Mr. Bailey added that if the new DOJ policy “has any practical effect, it will be to reduce the total amount of fines and penalties … so that one wrongdoing doesn’t trigger multiple fines and penalties by multiple regulators vs. one regulator.”

“It’s good press,” said Rob Yellen, New York-based executive vice president of Willis Towers Watson P.L.C.’s FINEX North America practice. But fines and penalties “are one of the last things” D&O insurers think about because they are generally not insured.

Joseph Monteleone, a partner with Weber Gallagher Simpson Stapleton Fires & Newby L.L.P. in Bedminster, New Jersey, said: “It only applies to the DOJ,” which deals only with criminal matters.
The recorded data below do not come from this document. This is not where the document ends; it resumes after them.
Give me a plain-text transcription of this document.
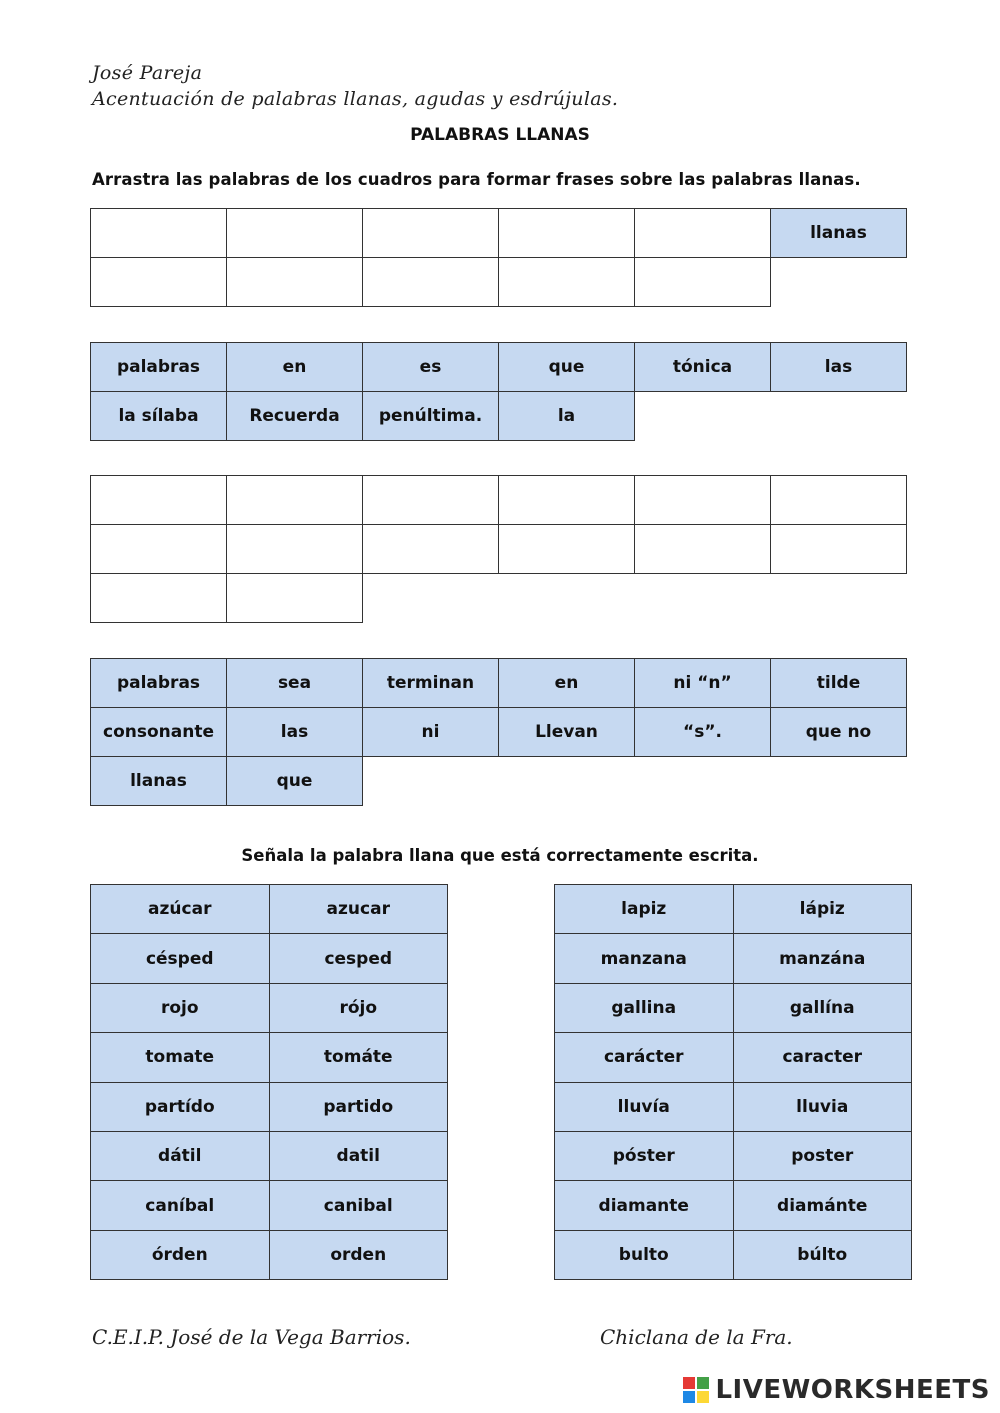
José Pareja
Acentuación de palabras llanas, agudas y esdrújulas.
PALABRAS LLANAS
Arrastra las palabras de los cuadros para formar frases sobre las palabras llanas.
llanas
palabras	en	es	que	tónica	las
la sílaba	Recuerda	penúltima.	la
palabras	sea	terminan	en	ni “n”	tilde
consonante	las	ni	Llevan	“s”.	que no
llanas	que
Señala la palabra llana que está correctamente escrita.
azúcar	azucar
césped	cesped
rojo	rójo
tomate	tomáte
partído	partido
dátil	datil
caníbal	canibal
órden	orden
lapiz	lápiz
manzana	manzána
gallina	gallína
carácter	caracter
lluvía	lluvia
póster	poster
diamante	diamánte
bulto	búlto
C.E.I.P. José de la Vega Barrios.	Chiclana de la Fra.
LIVEWORKSHEETS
From a D&O insurance perspective, “the more pressing concern would be with respect to what the (U.S. Securities and Exchange Commission) does. The SEC isn’t bound by this, at least not directly,” he said.

“If the DOJ is pursing criminal investigation or criminal charges and the SEC has a civil action, the DOJ may lay off in favor of the SEC,” which would be beneficial. But it is possible that if there is an SEC action and a private class action, the SEC would defer to the private plaintiff, Mr. Monteleone said.

Damian Brew, managing director with Marsh L.L.C.’s FINPRO practice in New York, said: “It’s fascinating. This is probably the most meaningful statement that we have had from the DOJ, really, since the Yates memo on this issue. Although that really dealt more with personal responsibility as opposed to corporate responsibility.”

Mr. Brew said: “Given all the pressures our clients face, I think it’s going to be viewed as a favorable development,” whether or not it impacts D&O insurance.

“I don’t think that it’s going to limit the number of prosecutions” brought against companies or their directors and officers by the department, said William Boeck, senior vice president at Lockton Cos. L.L.C. in Kansas City, Missouri.

Donna Ferrara, Chicago-based senior vice president and managing director at Arthur J. Gallagher & Co., said other attorneys general “have said this in other ways, like we shouldn’t be spending a lot of money beating our heads against the wall” if there are various investigations going on, “we should get the most bang for our buck and not have a problem with that.”

Ms. Ferrara said the most interesting part of the speech was on the Yates memo, that “it’s the individuals who are committing the crime, so let’s focus on getting the individuals and not the corporation.”

Mr. Brew said he was not surprised by Mr. Rosenstein’s comments. “The Yates memo was very practical, and even at the time, I remember talking to a lot of attorneys in and outside of government who indicated they thought it was already the practice, and it more or less just memorialized what was meant to be.”

“I haven’t seen anything from the DOJ walking the memo back,” he said.